If you're in the market for a bank stock, then you should consider U.S. Bancorp (USB 0.64%), a $422 billion bank based in Minneapolis, Minnesota. As you can see in the three charts below, while it's the most expensive big bank stock right now, it's also the most profitable and has generated industry-leading shareholder returns since its formative merger in Oct. 2000.
The most popular way to gauge a bank's profitability is to compare its annual net income to its shareholders equity. At the very least, banks seek to produce a return on equity of 10% -- though, within reason, a higher ROE is better than a lower one so long as it's not the result of excessive risk-taking.
Based on this measure, U.S. Bancorp has few rivals. It delivered record net income and earnings per share last year and both its return on average assets and its return on equity led the industry, as Chairman and CEO Richard Davis pointed out in his 2015 shareholder letter.
While it's true that higher compliance costs and persistently low interest rates have weighed on U.S. Bancorp's profitability over the past few years, causing its return on average common equity to drop from 16.2% in 2012 down to 14% last year, the downward trend should change direction when the economy once again picks up steam.
One consequence of U.S. Bancorp's industry-leading profitability is the fact that its shares trade for a higher valuation than most of its peers. A popular metric to assess bank stock valuations is the price-to-tangible book value ratio. This compares a bank's stock price to its tangible book value per share.
As a general rule, well-run banks such as U.S. Bancorp trade for a premium to their tangible book values. Less profitable banks, on the other hand, often trade for a discount to tangible book value. Given this, as you can see in the chart below, it makes sense that U.S. Bancorp's shares trade for a much higher valuation than any of its peers, outdistancing even Wells Fargo.

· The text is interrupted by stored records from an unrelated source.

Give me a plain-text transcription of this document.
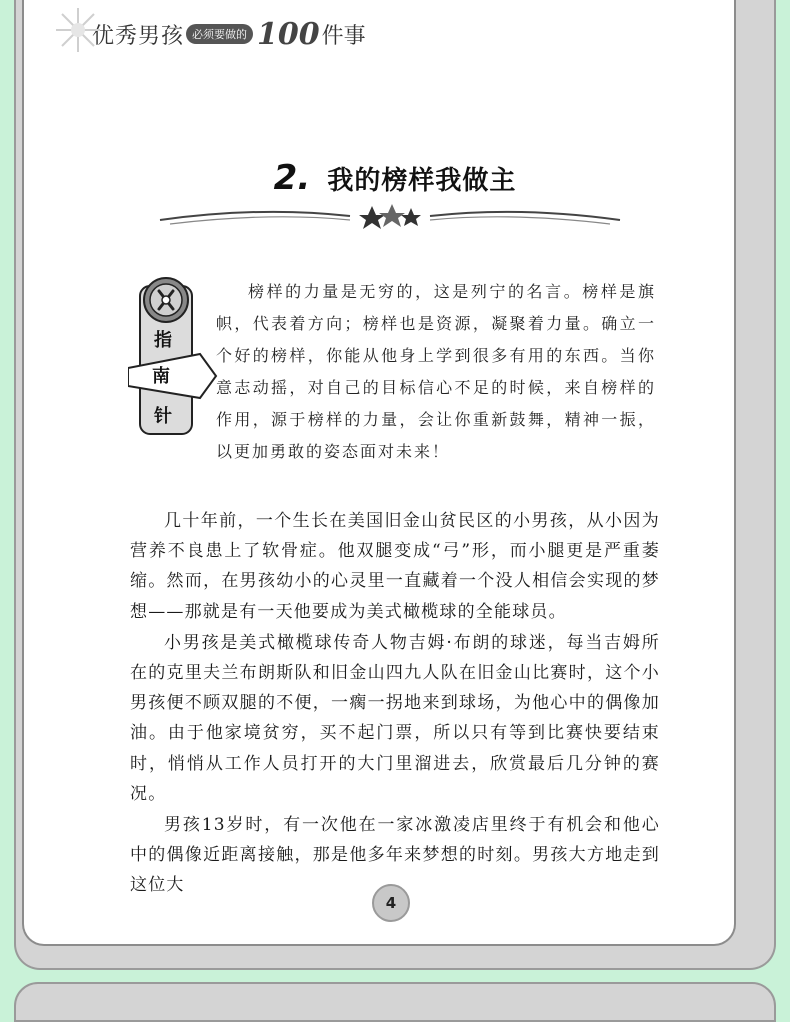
优秀男孩 必须要做的 100 件事
2. 我的榜样我做主
指
南
针

榜样的力量是无穷的，这是列宁的名言。榜样是旗帜，代表着方向；榜样也是资源，凝聚着力量。确立一个好的榜样，你能从他身上学到很多有用的东西。当你意志动摇，对自己的目标信心不足的时候，来自榜样的作用，源于榜样的力量，会让你重新鼓舞，精神一振，以更加勇敢的姿态面对未来！

几十年前，一个生长在美国旧金山贫民区的小男孩，从小因为营养不良患上了软骨症。他双腿变成“弓”形，而小腿更是严重萎缩。然而，在男孩幼小的心灵里一直藏着一个没人相信会实现的梦想——那就是有一天他要成为美式橄榄球的全能球员。

小男孩是美式橄榄球传奇人物吉姆·布朗的球迷，每当吉姆所在的克里夫兰布朗斯队和旧金山四九人队在旧金山比赛时，这个小男孩便不顾双腿的不便，一瘸一拐地来到球场，为他心中的偶像加油。由于他家境贫穷，买不起门票，所以只有等到比赛快要结束时，悄悄从工作人员打开的大门里溜进去，欣赏最后几分钟的赛况。

男孩13岁时，有一次他在一家冰激凌店里终于有机会和他心中的偶像近距离接触，那是他多年来梦想的时刻。男孩大方地走到这位大

4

The fact that U.S. Bancorp's shares trade for a healthy premium to tangible book value hasn't stopped them from outperforming every other big bank stock since the turn of the century. This timing is notable because 2000 was when U.S. Bancorp assumed its present form, following Firstar's acquisition of U.S. Bancorp in October of that year.
As the chart above illustrates, after factoring in dividends and stock buybacks, shares of U.S. Bancorp have returned a total of 256% over the past 16 years. Its closest rival is Wells Fargo, which produced a total shareholder return of 217% over the same stretch.